The illegal activity sees dogs such as greyhounds, lurchers or salukis chase and kill hares while owners place large bets on the outcome.

The hare coursing ‘season’ begins in early September – when crops have been harvested from fields – and usually continues until March.

Officers from Leicestershire Police were sent to Preston, Rutland, on Saturday following reports that coursers were in the area.

A search was carried out, but no arrests were made.

Hare coursing has been banned for more than a decade, but has continued to be a big problem in Lincolnshire and Norfolk.

It is thought that high-profile police crackdowns in those areas may have forced criminals intent on continuing hare coursing to do so in other areas – including Rutland.

Simon Fisher, county adviser for the National Farmers’ Union in Rutland, said hare coursers often threaten and intimidate farmers.

He said: “It’s often the case that those who participate in hare coursing are from the big conurbations such as Birmingham, Sheffield and Manchester.

“Historically, they have travelled to Lincolnshire and Norfolk to do so – where the fields are huge and as flat as a pancake – but high profile police campaigns may have led to them looking elsewhere.

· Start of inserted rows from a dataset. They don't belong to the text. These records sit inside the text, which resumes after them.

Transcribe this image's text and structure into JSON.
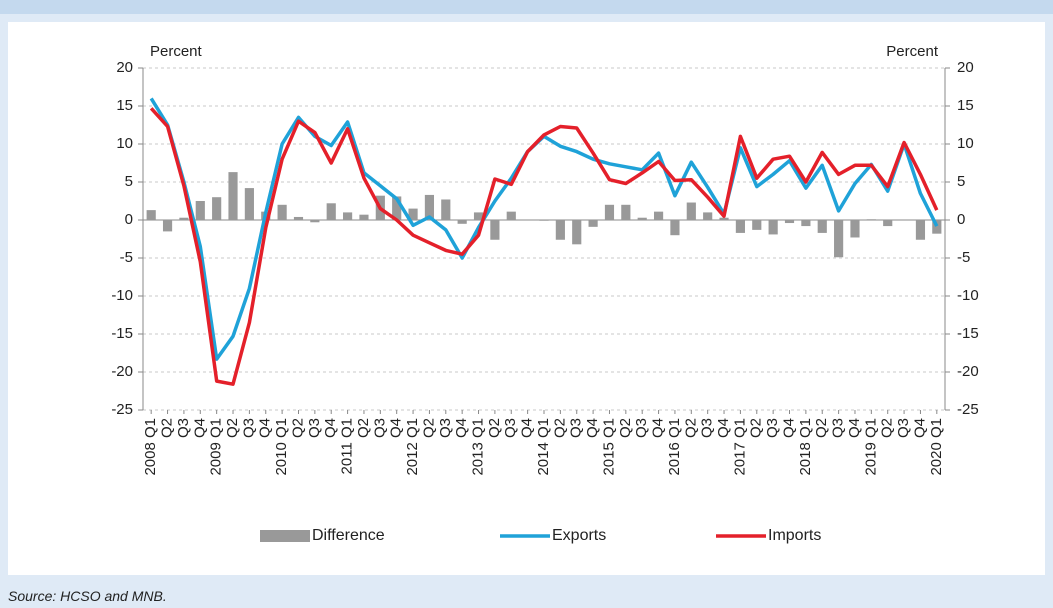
{
  "chart_data": {
    "type": "bar_line",
    "y_label": "Percent",
    "y2_label": "Percent",
    "categories": [
      "2008 Q1",
      "Q2",
      "Q3",
      "Q4",
      "2009 Q1",
      "Q2",
      "Q3",
      "Q4",
      "2010 Q1",
      "Q2",
      "Q3",
      "Q4",
      "2011 Q1",
      "Q2",
      "Q3",
      "Q4",
      "2012 Q1",
      "Q2",
      "Q3",
      "Q4",
      "2013 Q1",
      "Q2",
      "Q3",
      "Q4",
      "2014 Q1",
      "Q2",
      "Q3",
      "Q4",
      "2015 Q1",
      "Q2",
      "Q3",
      "Q4",
      "2016 Q1",
      "Q2",
      "Q3",
      "Q4",
      "2017 Q1",
      "Q2",
      "Q3",
      "Q4",
      "2018 Q1",
      "Q2",
      "Q3",
      "Q4",
      "2019 Q1",
      "Q2",
      "Q3",
      "Q4",
      "2020 Q1"
    ],
    "series": [
      {
        "name": "Difference",
        "kind": "bar",
        "color": "#999999",
        "values": [
          1.3,
          -1.5,
          0.3,
          2.5,
          3,
          6.3,
          4.2,
          1.1,
          2,
          0.4,
          -0.3,
          2.2,
          1,
          0.7,
          3.2,
          3.1,
          1.5,
          3.3,
          2.7,
          -0.5,
          1,
          -2.6,
          1.1,
          0,
          -0.1,
          -2.6,
          -3.2,
          -0.9,
          2,
          2,
          0.3,
          1.1,
          -2,
          2.3,
          1,
          0.3,
          -1.7,
          -1.3,
          -1.9,
          -0.4,
          -0.8,
          -1.7,
          -4.9,
          -2.3,
          0.1,
          -0.8,
          0,
          -2.6,
          -1.8
        ]
      },
      {
        "name": "Exports",
        "kind": "line",
        "color": "#1fa2d8",
        "values": [
          16,
          12.5,
          5,
          -3.5,
          -18.3,
          -15.3,
          -9,
          1,
          10,
          13.5,
          11,
          9.8,
          12.9,
          6.2,
          4.5,
          2.8,
          -0.7,
          0.4,
          -1.3,
          -5,
          -1,
          2.5,
          5.5,
          9,
          11,
          9.7,
          9,
          8,
          7.4,
          7,
          6.6,
          8.8,
          3.2,
          7.6,
          4.3,
          0.8,
          9.5,
          4.4,
          6,
          7.8,
          4.2,
          7.2,
          1.2,
          4.8,
          7.3,
          3.8,
          10,
          3.5,
          -0.8
        ]
      },
      {
        "name": "Imports",
        "kind": "line",
        "color": "#e4202a",
        "values": [
          14.7,
          12.3,
          4.5,
          -5.5,
          -21.2,
          -21.6,
          -13.5,
          -1,
          8,
          13,
          11.5,
          7.5,
          12,
          5.5,
          1.5,
          0,
          -2,
          -3,
          -4,
          -4.5,
          -2,
          5.4,
          4.7,
          9,
          11.2,
          12.3,
          12.1,
          8.8,
          5.3,
          4.8,
          6.2,
          7.7,
          5.2,
          5.3,
          3,
          0.5,
          11,
          5.5,
          8,
          8.4,
          5,
          8.9,
          6,
          7.2,
          7.2,
          4.4,
          10.2,
          6,
          1.3
        ]
      }
    ],
    "ylim": [
      -25,
      20
    ],
    "yticks": [
      -25,
      -20,
      -15,
      -10,
      -5,
      0,
      5,
      10,
      15,
      20
    ],
    "y2lim": [
      -25,
      20
    ],
    "y2ticks": [
      -25,
      -20,
      -15,
      -10,
      -5,
      0,
      5,
      10,
      15,
      20
    ],
    "grid": true,
    "legend": "bottom"
  },
  "source": "Source: HCSO and MNB."
}
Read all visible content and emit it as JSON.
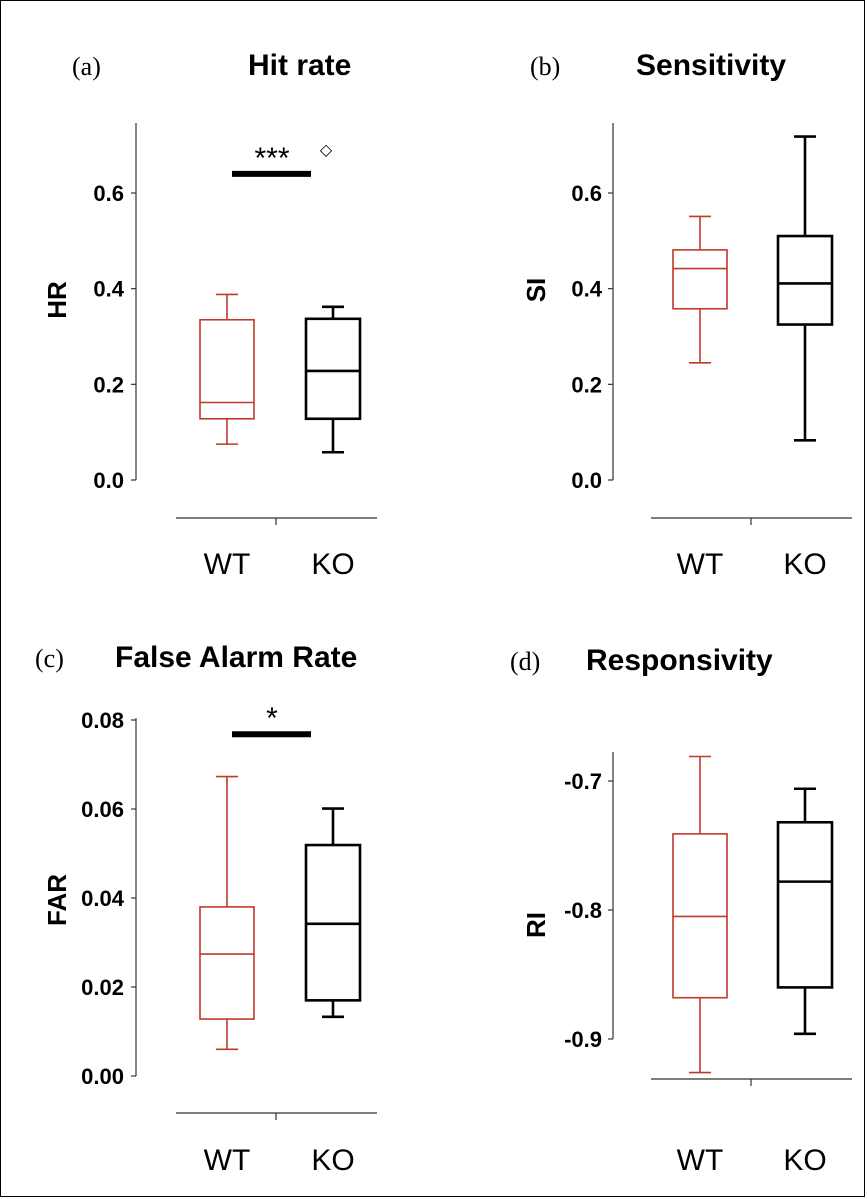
{
  "chart_data": [
    {
      "type": "box",
      "panel_label": "(a)",
      "title": "Hit rate",
      "ylabel": "HR",
      "ylim": [
        0.0,
        0.7
      ],
      "yticks": [
        "0.0",
        "0.2",
        "0.4",
        "0.6"
      ],
      "ytick_values": [
        0.0,
        0.2,
        0.4,
        0.6
      ],
      "categories": [
        "WT",
        "KO"
      ],
      "boxes": [
        {
          "group": "WT",
          "color": "#c0392b",
          "min": 0.075,
          "q1": 0.128,
          "median": 0.162,
          "q3": 0.335,
          "max": 0.388
        },
        {
          "group": "KO",
          "color": "#000000",
          "min": 0.058,
          "q1": 0.128,
          "median": 0.228,
          "q3": 0.337,
          "max": 0.362
        }
      ],
      "significance": {
        "label": "***",
        "y": 0.64
      },
      "marker": "◇"
    },
    {
      "type": "box",
      "panel_label": "(b)",
      "title": "Sensitivity",
      "ylabel": "SI",
      "ylim": [
        0.0,
        0.75
      ],
      "yticks": [
        "0.0",
        "0.2",
        "0.4",
        "0.6"
      ],
      "ytick_values": [
        0.0,
        0.2,
        0.4,
        0.6
      ],
      "categories": [
        "WT",
        "KO"
      ],
      "boxes": [
        {
          "group": "WT",
          "color": "#c0392b",
          "min": 0.245,
          "q1": 0.358,
          "median": 0.442,
          "q3": 0.481,
          "max": 0.551
        },
        {
          "group": "KO",
          "color": "#000000",
          "min": 0.083,
          "q1": 0.325,
          "median": 0.411,
          "q3": 0.51,
          "max": 0.718
        }
      ]
    },
    {
      "type": "box",
      "panel_label": "(c)",
      "title": "False Alarm  Rate",
      "ylabel": "FAR",
      "ylim": [
        0.0,
        0.08
      ],
      "yticks": [
        "0.00",
        "0.02",
        "0.04",
        "0.06",
        "0.08"
      ],
      "ytick_values": [
        0.0,
        0.02,
        0.04,
        0.06,
        0.08
      ],
      "categories": [
        "WT",
        "KO"
      ],
      "boxes": [
        {
          "group": "WT",
          "color": "#c0392b",
          "min": 0.006,
          "q1": 0.0128,
          "median": 0.0274,
          "q3": 0.038,
          "max": 0.0673
        },
        {
          "group": "KO",
          "color": "#000000",
          "min": 0.0133,
          "q1": 0.017,
          "median": 0.0342,
          "q3": 0.0519,
          "max": 0.0601
        }
      ],
      "significance": {
        "label": "*",
        "y": 0.0768
      }
    },
    {
      "type": "box",
      "panel_label": "(d)",
      "title": "Responsivity",
      "ylabel": "RI",
      "ylim": [
        -0.95,
        -0.65
      ],
      "yticks": [
        "-0.9",
        "-0.8",
        "-0.7"
      ],
      "ytick_values": [
        -0.9,
        -0.8,
        -0.7
      ],
      "categories": [
        "WT",
        "KO"
      ],
      "boxes": [
        {
          "group": "WT",
          "color": "#c0392b",
          "min": -0.926,
          "q1": -0.868,
          "median": -0.805,
          "q3": -0.741,
          "max": -0.681
        },
        {
          "group": "KO",
          "color": "#000000",
          "min": -0.896,
          "q1": -0.86,
          "median": -0.778,
          "q3": -0.732,
          "max": -0.706
        }
      ]
    }
  ]
}
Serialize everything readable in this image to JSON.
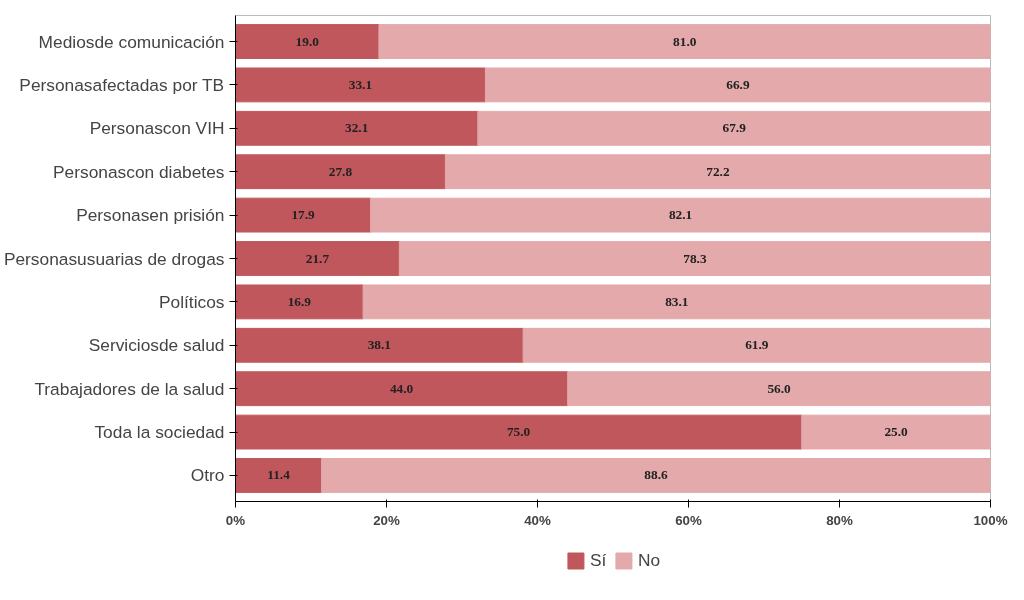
{
  "chart_data": {
    "type": "bar",
    "orientation": "horizontal",
    "stacked": true,
    "legend": "bottom",
    "categories": [
      "Mediosde comunicación",
      "Personasafectadas por TB",
      "Personascon VIH",
      "Personascon diabetes",
      "Personasen prisión",
      "Personasusuarias de drogas",
      "Políticos",
      "Serviciosde salud",
      "Trabajadores de la salud",
      "Toda la sociedad",
      "Otro"
    ],
    "series": [
      {
        "name": "Sí",
        "color": "#c0575c",
        "values": [
          19.0,
          33.1,
          32.1,
          27.8,
          17.9,
          21.7,
          16.9,
          38.1,
          44.0,
          75.0,
          11.4
        ],
        "value_labels": [
          "19.0",
          "33.1",
          "32.1",
          "27.8",
          "17.9",
          "21.7",
          "16.9",
          "38.1",
          "44.0",
          "75.0",
          "11.4"
        ]
      },
      {
        "name": "No",
        "color": "#e3a9ab",
        "values": [
          81.0,
          66.9,
          67.9,
          72.2,
          82.1,
          78.3,
          83.1,
          61.9,
          56.0,
          25.0,
          88.6
        ],
        "value_labels": [
          "81.0",
          "66.9",
          "67.9",
          "72.2",
          "82.1",
          "78.3",
          "83.1",
          "61.9",
          "56.0",
          "25.0",
          "88.6"
        ]
      }
    ],
    "xlim": [
      0,
      100
    ],
    "xticks": [
      {
        "value": 0,
        "label": "0%"
      },
      {
        "value": 20,
        "label": "20%"
      },
      {
        "value": 40,
        "label": "40%"
      },
      {
        "value": 60,
        "label": "60%"
      },
      {
        "value": 80,
        "label": "80%"
      },
      {
        "value": 100,
        "label": "100%"
      }
    ]
  }
}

“It’s possible they may have been opportunistic and stopped in Rutland on their way home along the A47.

“They are not desirable people. Farmers are often intimidated and threatened if they challenge those who set foot on their land.

“Large sums of money change hands between coursers .”

Mr Fisher said he had also heard reports of hare coursing in Ketton and South Luffenham this year.

He said the NFU’s advice to farmers who spot hare coursers on their land is to call police immediately.

Leicestershire Police said they received a call from a member of the public at 2.50pm on Saturday stating that seven people were hare coursing in a field.

By the time officers arrived, the group had left.

Anyone with any information about the incident should call police on 101.